Coronavirus vaccine to be distributed by age group
By Jerrison Oracion, Senior Columnist
So far, the coronavirus vaccine has not had any reported side effects except those who got allergic reactions from it.
With the development of a vaccine for the coronavirus, many people feel there is a light at the end of the tunnel with this pandemic. But with the shipments of the vaccines being delayed because of factory renovations and more vaccines yet to be approved, getting “back to normal” may be more complicated than originally thought.
In the case of British Columbia, the province has a plan based on the current research about the pandemic. On January 22, Premier John Horgan, Provincial Health Officer Dr. Bonnie Henry, and the head of the vaccination rollout Dr. Penny Ballem announced how everyone in the province will be able to get the vaccine. The plan is for 4.3 million people to be vaccinated by October. Because the Pfizer and Moderna vaccines are the only vaccines that are approved in Canada right now, everyone will need two doses of it. So far, the coronavirus vaccine has not had any reported side effects except those who got allergic reactions from it.

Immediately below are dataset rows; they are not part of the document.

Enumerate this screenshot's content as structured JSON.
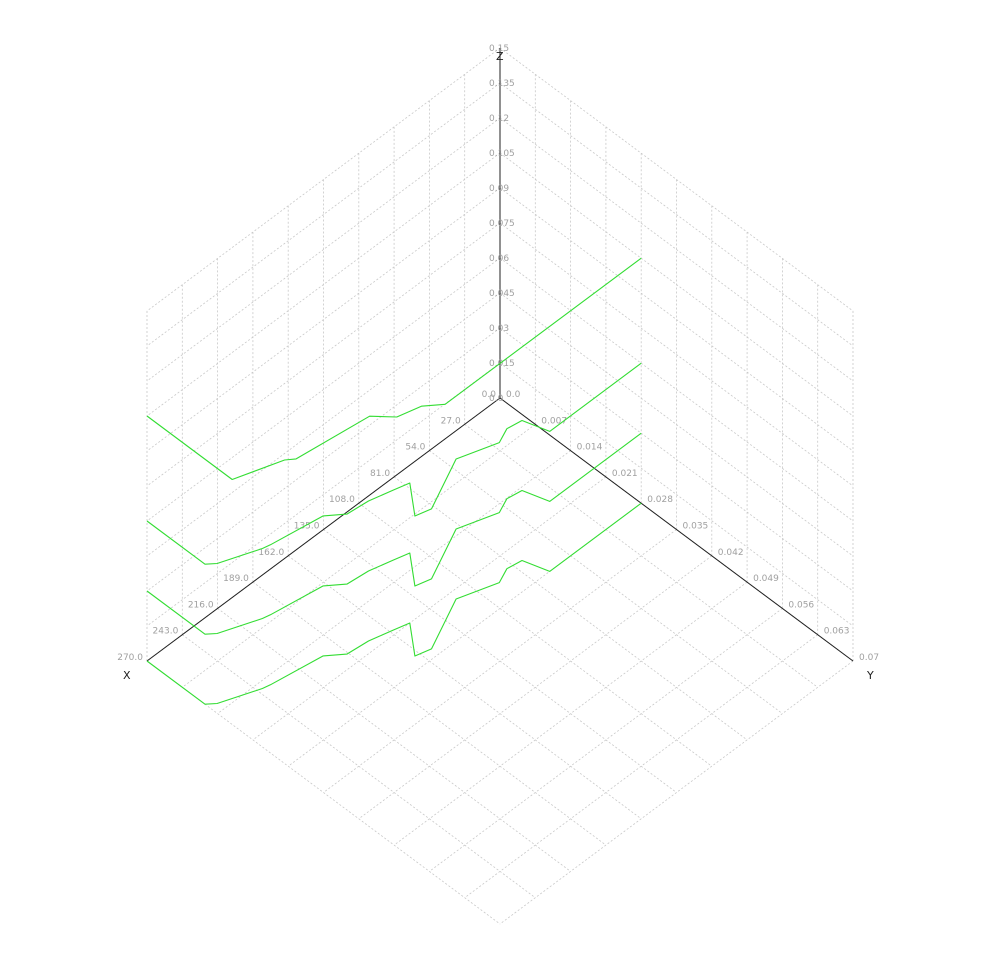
{
  "chart_data": {
    "type": "line",
    "projection": "3d-isometric",
    "axes": {
      "x": {
        "label": "X",
        "range": [
          0,
          270
        ],
        "ticks": [
          "0.0",
          "27.0",
          "54.0",
          "81.0",
          "108.0",
          "135.0",
          "162.0",
          "189.0",
          "216.0",
          "243.0",
          "270.0"
        ]
      },
      "y": {
        "label": "Y",
        "range": [
          0,
          0.07
        ],
        "ticks": [
          "0.0",
          "0.007",
          "0.014",
          "0.021",
          "0.028",
          "0.035",
          "0.042",
          "0.049",
          "0.056",
          "0.063",
          "0.07"
        ]
      },
      "z": {
        "label": "Z",
        "range": [
          0,
          0.15
        ],
        "ticks": [
          "0.0",
          "0.015",
          "0.03",
          "0.045",
          "0.06",
          "0.075",
          "0.09",
          "0.105",
          "0.12",
          "0.135",
          "0.15"
        ]
      }
    },
    "grid": true,
    "line_color": "#33dd33",
    "series": [
      {
        "z": 0.105,
        "points": [
          [
            0,
            0.028
          ],
          [
            150,
            0.028
          ],
          [
            160,
            0.0259
          ],
          [
            175,
            0.0249
          ],
          [
            185,
            0.0221
          ],
          [
            235,
            0.0205
          ],
          [
            240,
            0.0195
          ],
          [
            270,
            0.0169
          ],
          [
            270,
            0
          ]
        ]
      },
      {
        "z": 0.06,
        "points": [
          [
            0,
            0.028
          ],
          [
            70,
            0.028
          ],
          [
            75,
            0.0238
          ],
          [
            85,
            0.0234
          ],
          [
            95,
            0.0245
          ],
          [
            120,
            0.0224
          ],
          [
            155,
            0.0266
          ],
          [
            165,
            0.0259
          ],
          [
            150,
            0.021
          ],
          [
            160,
            0.0203
          ],
          [
            175,
            0.0193
          ],
          [
            190,
            0.0189
          ],
          [
            200,
            0.0168
          ],
          [
            235,
            0.0154
          ],
          [
            240,
            0.0151
          ],
          [
            265,
            0.0126
          ],
          [
            270,
            0.0115
          ],
          [
            270,
            0
          ]
        ]
      },
      {
        "z": 0.03,
        "points": [
          [
            0,
            0.028
          ],
          [
            70,
            0.028
          ],
          [
            75,
            0.0238
          ],
          [
            85,
            0.0234
          ],
          [
            95,
            0.0245
          ],
          [
            120,
            0.0224
          ],
          [
            155,
            0.0266
          ],
          [
            165,
            0.0259
          ],
          [
            150,
            0.021
          ],
          [
            160,
            0.0203
          ],
          [
            175,
            0.0193
          ],
          [
            190,
            0.0189
          ],
          [
            200,
            0.0168
          ],
          [
            235,
            0.0154
          ],
          [
            240,
            0.0151
          ],
          [
            265,
            0.0126
          ],
          [
            270,
            0.0115
          ],
          [
            270,
            0
          ]
        ]
      },
      {
        "z": 0.0,
        "points": [
          [
            0,
            0.028
          ],
          [
            70,
            0.028
          ],
          [
            75,
            0.0238
          ],
          [
            85,
            0.0234
          ],
          [
            95,
            0.0245
          ],
          [
            120,
            0.0224
          ],
          [
            155,
            0.0266
          ],
          [
            165,
            0.0259
          ],
          [
            150,
            0.021
          ],
          [
            160,
            0.0203
          ],
          [
            175,
            0.0193
          ],
          [
            190,
            0.0189
          ],
          [
            200,
            0.0168
          ],
          [
            235,
            0.0154
          ],
          [
            240,
            0.0151
          ],
          [
            265,
            0.0126
          ],
          [
            270,
            0.0115
          ],
          [
            270,
            0
          ]
        ]
      }
    ]
  }
}
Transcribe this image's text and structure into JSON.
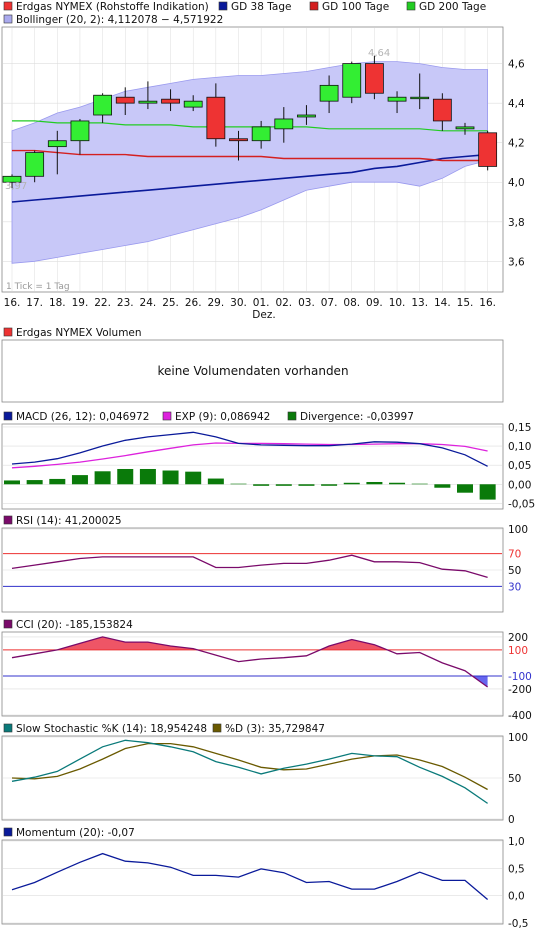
{
  "colors": {
    "up": "#33ee33",
    "down": "#ee3333",
    "gd38": "#0a1a9a",
    "gd100": "#d42020",
    "gd200": "#22cc22",
    "band_fill": "#c8c8f8",
    "band_line": "#9999ee",
    "macd": "#0a1a9a",
    "signal": "#dd22dd",
    "histogram": "#0a7a0a",
    "rsi": "#7a0a6a",
    "cci": "#7a0a6a",
    "cci_fill_pos": "#ee5566",
    "cci_fill_neg": "#6666ee",
    "stoch_k": "#0a7a7a",
    "stoch_d": "#6a5a00",
    "momentum": "#0a1a9a",
    "ref_red": "#ee3333",
    "ref_blue": "#3333cc",
    "grid": "#dddddd",
    "frame": "#888888"
  },
  "price_panel": {
    "legend": [
      {
        "label": "Erdgas NYMEX (Rohstoffe Indikation)",
        "color": "#ee3333"
      },
      {
        "label": "GD 38 Tage",
        "color": "#0a1a9a"
      },
      {
        "label": "GD 100 Tage",
        "color": "#d42020"
      },
      {
        "label": "GD 200 Tage",
        "color": "#22cc22"
      },
      {
        "label": "Bollinger (20, 2): 4,112078 − 4,571922",
        "color": "#aaaaee"
      }
    ],
    "min_label": "3,97",
    "max_label": "4,64",
    "tick_note": "1 Tick = 1 Tag",
    "month_label": "Dez."
  },
  "volume_panel": {
    "legend": "Erdgas NYMEX Volumen",
    "message": "keine Volumendaten vorhanden"
  },
  "macd_panel": {
    "legend_macd": "MACD (26, 12): 0,046972",
    "legend_signal": "EXP (9): 0,086942",
    "legend_div": "Divergence: -0,03997"
  },
  "rsi_panel": {
    "legend": "RSI (14): 41,200025"
  },
  "cci_panel": {
    "legend": "CCI (20): -185,153824"
  },
  "stoch_panel": {
    "legend_k": "Slow Stochastic %K (14): 18,954248",
    "legend_d": "%D (3): 35,729847"
  },
  "momentum_panel": {
    "legend": "Momentum (20): -0,07"
  },
  "chart_data": [
    {
      "type": "candlestick",
      "title": "Erdgas NYMEX (Rohstoffe Indikation)",
      "categories": [
        "16.",
        "17.",
        "18.",
        "19.",
        "22.",
        "23.",
        "24.",
        "25.",
        "26.",
        "29.",
        "30.",
        "01.",
        "02.",
        "03.",
        "07.",
        "08.",
        "09.",
        "10.",
        "13.",
        "14.",
        "15.",
        "16."
      ],
      "ylim": [
        3.45,
        4.78
      ],
      "yticks": [
        "3,6",
        "3,8",
        "4,0",
        "4,2",
        "4,4",
        "4,6"
      ],
      "ytick_values": [
        3.6,
        3.8,
        4.0,
        4.2,
        4.4,
        4.6
      ],
      "open": [
        4.0,
        4.03,
        4.18,
        4.21,
        4.34,
        4.43,
        4.4,
        4.42,
        4.38,
        4.43,
        4.22,
        4.21,
        4.27,
        4.33,
        4.41,
        4.43,
        4.6,
        4.41,
        4.43,
        4.42,
        4.27,
        4.25
      ],
      "close": [
        4.03,
        4.15,
        4.21,
        4.31,
        4.44,
        4.4,
        4.41,
        4.4,
        4.41,
        4.22,
        4.21,
        4.28,
        4.32,
        4.34,
        4.49,
        4.6,
        4.45,
        4.43,
        4.43,
        4.31,
        4.28,
        4.08
      ],
      "high": [
        4.04,
        4.16,
        4.26,
        4.32,
        4.45,
        4.48,
        4.51,
        4.47,
        4.44,
        4.5,
        4.26,
        4.31,
        4.38,
        4.39,
        4.54,
        4.61,
        4.64,
        4.46,
        4.55,
        4.45,
        4.3,
        4.26
      ],
      "low": [
        3.97,
        4.0,
        4.04,
        4.14,
        4.3,
        4.34,
        4.37,
        4.36,
        4.36,
        4.18,
        4.11,
        4.17,
        4.2,
        4.29,
        4.35,
        4.4,
        4.42,
        4.35,
        4.37,
        4.26,
        4.24,
        4.06
      ],
      "series": [
        {
          "name": "GD 38 Tage",
          "values": [
            3.9,
            3.91,
            3.92,
            3.93,
            3.94,
            3.95,
            3.96,
            3.97,
            3.98,
            3.99,
            4.0,
            4.01,
            4.02,
            4.03,
            4.04,
            4.05,
            4.07,
            4.08,
            4.1,
            4.12,
            4.13,
            4.14
          ]
        },
        {
          "name": "GD 100 Tage",
          "values": [
            4.16,
            4.16,
            4.15,
            4.14,
            4.14,
            4.14,
            4.13,
            4.13,
            4.13,
            4.13,
            4.13,
            4.13,
            4.12,
            4.12,
            4.12,
            4.12,
            4.12,
            4.12,
            4.12,
            4.11,
            4.11,
            4.11
          ]
        },
        {
          "name": "GD 200 Tage",
          "values": [
            4.31,
            4.31,
            4.3,
            4.3,
            4.3,
            4.29,
            4.29,
            4.29,
            4.28,
            4.28,
            4.28,
            4.28,
            4.28,
            4.28,
            4.27,
            4.27,
            4.27,
            4.27,
            4.27,
            4.26,
            4.26,
            4.26
          ]
        },
        {
          "name": "Bollinger oben",
          "values": [
            4.26,
            4.3,
            4.35,
            4.38,
            4.42,
            4.46,
            4.48,
            4.5,
            4.52,
            4.53,
            4.54,
            4.54,
            4.55,
            4.56,
            4.58,
            4.6,
            4.61,
            4.61,
            4.6,
            4.58,
            4.57,
            4.57
          ]
        },
        {
          "name": "Bollinger unten",
          "values": [
            3.59,
            3.6,
            3.62,
            3.64,
            3.66,
            3.68,
            3.7,
            3.73,
            3.76,
            3.79,
            3.82,
            3.86,
            3.91,
            3.96,
            3.98,
            4.0,
            4.0,
            4.0,
            3.98,
            4.02,
            4.08,
            4.11
          ]
        }
      ]
    },
    {
      "type": "line",
      "title": "MACD (26, 12)",
      "ylim": [
        -0.062,
        0.155
      ],
      "yticks": [
        "-0,05",
        "0,00",
        "0,05",
        "0,10",
        "0,15"
      ],
      "ytick_values": [
        -0.05,
        0.0,
        0.05,
        0.1,
        0.15
      ],
      "series": [
        {
          "name": "MACD (26, 12)",
          "values": [
            0.053,
            0.058,
            0.067,
            0.082,
            0.1,
            0.115,
            0.124,
            0.13,
            0.136,
            0.124,
            0.107,
            0.103,
            0.102,
            0.101,
            0.101,
            0.105,
            0.111,
            0.11,
            0.106,
            0.095,
            0.077,
            0.047
          ]
        },
        {
          "name": "EXP (9)",
          "values": [
            0.043,
            0.047,
            0.052,
            0.058,
            0.066,
            0.075,
            0.085,
            0.094,
            0.103,
            0.108,
            0.107,
            0.107,
            0.106,
            0.105,
            0.104,
            0.104,
            0.105,
            0.106,
            0.106,
            0.104,
            0.099,
            0.087
          ]
        },
        {
          "name": "Divergence",
          "type": "bar",
          "values": [
            0.01,
            0.011,
            0.014,
            0.024,
            0.034,
            0.04,
            0.04,
            0.036,
            0.033,
            0.015,
            0.0,
            -0.004,
            -0.004,
            -0.004,
            -0.003,
            0.001,
            0.006,
            0.004,
            0.0,
            -0.009,
            -0.022,
            -0.04
          ]
        }
      ]
    },
    {
      "type": "line",
      "title": "RSI (14)",
      "ylim": [
        0,
        100
      ],
      "yticks": [
        "30",
        "50",
        "70",
        "100"
      ],
      "ytick_values": [
        30,
        50,
        70,
        100
      ],
      "reference_lines": [
        70,
        30
      ],
      "series": [
        {
          "name": "RSI (14)",
          "values": [
            52,
            56,
            60,
            64,
            66,
            66,
            66,
            66,
            66,
            53,
            53,
            56,
            58,
            58,
            62,
            68,
            60,
            60,
            59,
            51,
            49,
            41
          ]
        }
      ]
    },
    {
      "type": "line",
      "title": "CCI (20)",
      "ylim": [
        -400,
        230
      ],
      "yticks": [
        "-400",
        "-200",
        "-100",
        "100",
        "200"
      ],
      "ytick_values": [
        -400,
        -200,
        -100,
        100,
        200
      ],
      "reference_lines": [
        100,
        -100
      ],
      "series": [
        {
          "name": "CCI (20)",
          "values": [
            40,
            70,
            100,
            150,
            200,
            160,
            160,
            130,
            110,
            60,
            10,
            30,
            40,
            55,
            130,
            180,
            140,
            70,
            80,
            0,
            -60,
            -185
          ]
        }
      ]
    },
    {
      "type": "line",
      "title": "Slow Stochastic",
      "ylim": [
        0,
        100
      ],
      "yticks": [
        "0",
        "50",
        "100"
      ],
      "ytick_values": [
        0,
        50,
        100
      ],
      "series": [
        {
          "name": "Slow Stochastic %K (14)",
          "values": [
            46,
            51,
            58,
            73,
            88,
            96,
            93,
            88,
            82,
            70,
            63,
            55,
            62,
            67,
            73,
            80,
            77,
            76,
            63,
            52,
            38,
            19
          ]
        },
        {
          "name": "%D (3)",
          "values": [
            50,
            49,
            52,
            61,
            73,
            86,
            92,
            92,
            88,
            80,
            72,
            63,
            60,
            61,
            67,
            73,
            77,
            78,
            72,
            64,
            51,
            36
          ]
        }
      ]
    },
    {
      "type": "line",
      "title": "Momentum (20)",
      "ylim": [
        -0.5,
        1.0
      ],
      "yticks": [
        "-0,5",
        "0,0",
        "0,5",
        "1,0"
      ],
      "ytick_values": [
        -0.5,
        0.0,
        0.5,
        1.0
      ],
      "series": [
        {
          "name": "Momentum (20)",
          "values": [
            0.11,
            0.24,
            0.43,
            0.61,
            0.77,
            0.63,
            0.6,
            0.52,
            0.37,
            0.37,
            0.34,
            0.49,
            0.42,
            0.24,
            0.26,
            0.12,
            0.12,
            0.26,
            0.43,
            0.28,
            0.28,
            -0.07
          ]
        }
      ]
    }
  ]
}
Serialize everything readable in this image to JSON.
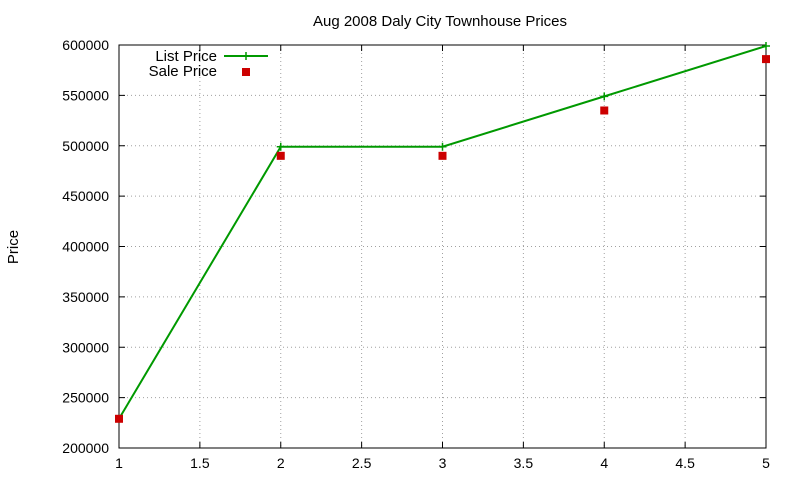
{
  "chart_data": {
    "type": "line",
    "title": "Aug 2008 Daly City Townhouse Prices",
    "xlabel": "",
    "ylabel": "Price",
    "xlim": [
      1,
      5
    ],
    "ylim": [
      200000,
      600000
    ],
    "x_ticks": [
      "1",
      "1.5",
      "2",
      "2.5",
      "3",
      "3.5",
      "4",
      "4.5",
      "5"
    ],
    "y_ticks": [
      "200000",
      "250000",
      "300000",
      "350000",
      "400000",
      "450000",
      "500000",
      "550000",
      "600000"
    ],
    "grid": true,
    "legend_position": "top-left",
    "series": [
      {
        "name": "List Price",
        "style": "linespoints",
        "marker": "plus",
        "color": "#009900",
        "x": [
          1,
          2,
          3,
          4,
          5
        ],
        "y": [
          229000,
          499000,
          499000,
          549000,
          599000
        ]
      },
      {
        "name": "Sale Price",
        "style": "points",
        "marker": "square",
        "color": "#cc0000",
        "x": [
          1,
          2,
          3,
          4,
          5
        ],
        "y": [
          229000,
          490000,
          490000,
          535000,
          586000
        ]
      }
    ]
  }
}
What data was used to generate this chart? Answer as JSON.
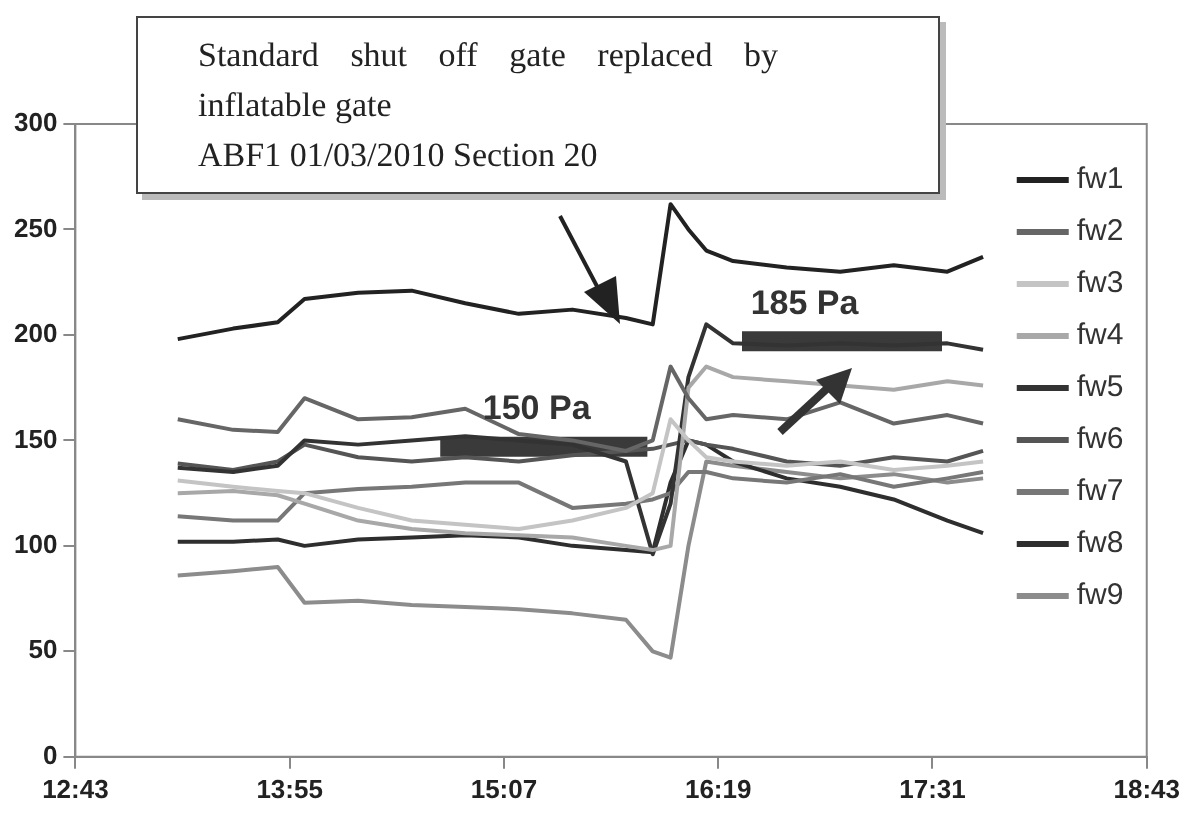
{
  "chart_data": {
    "type": "line",
    "x": [
      13.29,
      13.6,
      13.85,
      14.0,
      14.3,
      14.6,
      14.9,
      15.2,
      15.5,
      15.8,
      15.95,
      16.05,
      16.15,
      16.25,
      16.4,
      16.7,
      17.0,
      17.3,
      17.6,
      17.8
    ],
    "series": [
      {
        "name": "fw1",
        "color": "#222222",
        "values": [
          198,
          203,
          206,
          217,
          220,
          221,
          215,
          210,
          212,
          208,
          205,
          262,
          250,
          240,
          235,
          232,
          230,
          233,
          230,
          237
        ]
      },
      {
        "name": "fw2",
        "color": "#666666",
        "values": [
          160,
          155,
          154,
          170,
          160,
          161,
          165,
          153,
          150,
          145,
          150,
          185,
          170,
          160,
          162,
          160,
          168,
          158,
          162,
          158
        ]
      },
      {
        "name": "fw3",
        "color": "#c4c4c4",
        "values": [
          131,
          128,
          126,
          125,
          118,
          112,
          110,
          108,
          112,
          118,
          125,
          160,
          150,
          142,
          140,
          138,
          140,
          136,
          138,
          140
        ]
      },
      {
        "name": "fw4",
        "color": "#a8a8a8",
        "values": [
          125,
          126,
          124,
          120,
          112,
          108,
          106,
          105,
          104,
          100,
          98,
          100,
          175,
          185,
          180,
          178,
          176,
          174,
          178,
          176
        ]
      },
      {
        "name": "fw5",
        "color": "#333333",
        "values": [
          137,
          135,
          138,
          150,
          148,
          150,
          152,
          150,
          148,
          140,
          96,
          120,
          180,
          205,
          196,
          195,
          196,
          195,
          196,
          193
        ]
      },
      {
        "name": "fw6",
        "color": "#555555",
        "values": [
          139,
          136,
          140,
          148,
          142,
          140,
          142,
          140,
          143,
          145,
          146,
          148,
          150,
          148,
          146,
          140,
          138,
          142,
          140,
          145
        ]
      },
      {
        "name": "fw7",
        "color": "#777777",
        "values": [
          114,
          112,
          112,
          125,
          127,
          128,
          130,
          130,
          118,
          120,
          122,
          125,
          135,
          135,
          132,
          130,
          134,
          128,
          132,
          135
        ]
      },
      {
        "name": "fw8",
        "color": "#2e2e2e",
        "values": [
          102,
          102,
          103,
          100,
          103,
          104,
          105,
          104,
          100,
          98,
          97,
          130,
          150,
          148,
          140,
          132,
          128,
          122,
          112,
          106
        ]
      },
      {
        "name": "fw9",
        "color": "#8c8c8c",
        "values": [
          86,
          88,
          90,
          73,
          74,
          72,
          71,
          70,
          68,
          65,
          50,
          47,
          100,
          140,
          138,
          135,
          132,
          134,
          130,
          132
        ]
      },
      {
        "color": "#3a3a3a",
        "x": [
          14.76,
          15.92
        ],
        "values": [
          147,
          147
        ]
      },
      {
        "color": "#3a3a3a",
        "x": [
          16.45,
          17.57
        ],
        "values": [
          197,
          197
        ]
      }
    ],
    "xlim": [
      12.7167,
      18.7167
    ],
    "xticks": [
      {
        "value": 12.7167,
        "label": "12:43"
      },
      {
        "value": 13.9167,
        "label": "13:55"
      },
      {
        "value": 15.1167,
        "label": "15:07"
      },
      {
        "value": 16.3167,
        "label": "16:19"
      },
      {
        "value": 17.5167,
        "label": "17:31"
      },
      {
        "value": 18.7167,
        "label": "18:43"
      }
    ],
    "ylim": [
      0,
      300
    ],
    "yticks": [
      0,
      50,
      100,
      150,
      200,
      250,
      300
    ],
    "grid": false,
    "legend": "right",
    "marker": "none",
    "line_style": "solid",
    "annotations": [
      "Standard shut off gate replaced by inflatable gate\nABF1 01/03/2010 Section 20",
      {
        "text": "150 Pa",
        "x": 15.3,
        "y": 147
      },
      {
        "text": "185 Pa",
        "x": 16.8,
        "y": 197
      }
    ]
  }
}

Because of the needed double dose, the province will get 8.6-million doses of the vaccine to accommodate everyone who wants it. Henry explains why they decided that they will rollout the vaccine based on recommendations from the National Advisory Committee on Immunization, BC’s Immunization Committee, and the Public Health Leadership Committee. Like the province’s Restart Plan for the coronavirus pandemic, the vaccination distribution will be in four phases.
Currently, we are in “phase one” where the elderly in long term care homes and hospital workers as well as residents in remote and indigenous places will get it first. In the next phase which begins this month, the rest of the elderly population will receive the vaccine. As Ballem explains the phases in the rollout, she gave more information about how the rest of the population will be able to get the vaccine.
The coronavirus vaccine will be given in five-year age gaps beginning at 79 years old until 18 years old and each person will get each dose in two months. When it is an age group’s turn to get the vaccine, they can pre-register to book an appointment to get immunized a month before they receive it. They will get a record of the vaccination both in paper and digital form to keep track how many doses they got. AstraZeneca and Johnson and Johnson vaccines (which only require one dose) may also be approved soon making for a more efficient vaccination plan.
The vaccine is 95 percent effective at preventing COVID-19 symptomatic illness, though it is unclear whether it prevents the spread of the virus altogether. While many wait to get the coronavirus vaccine, people are still asked to wear a mask and practice social distancing.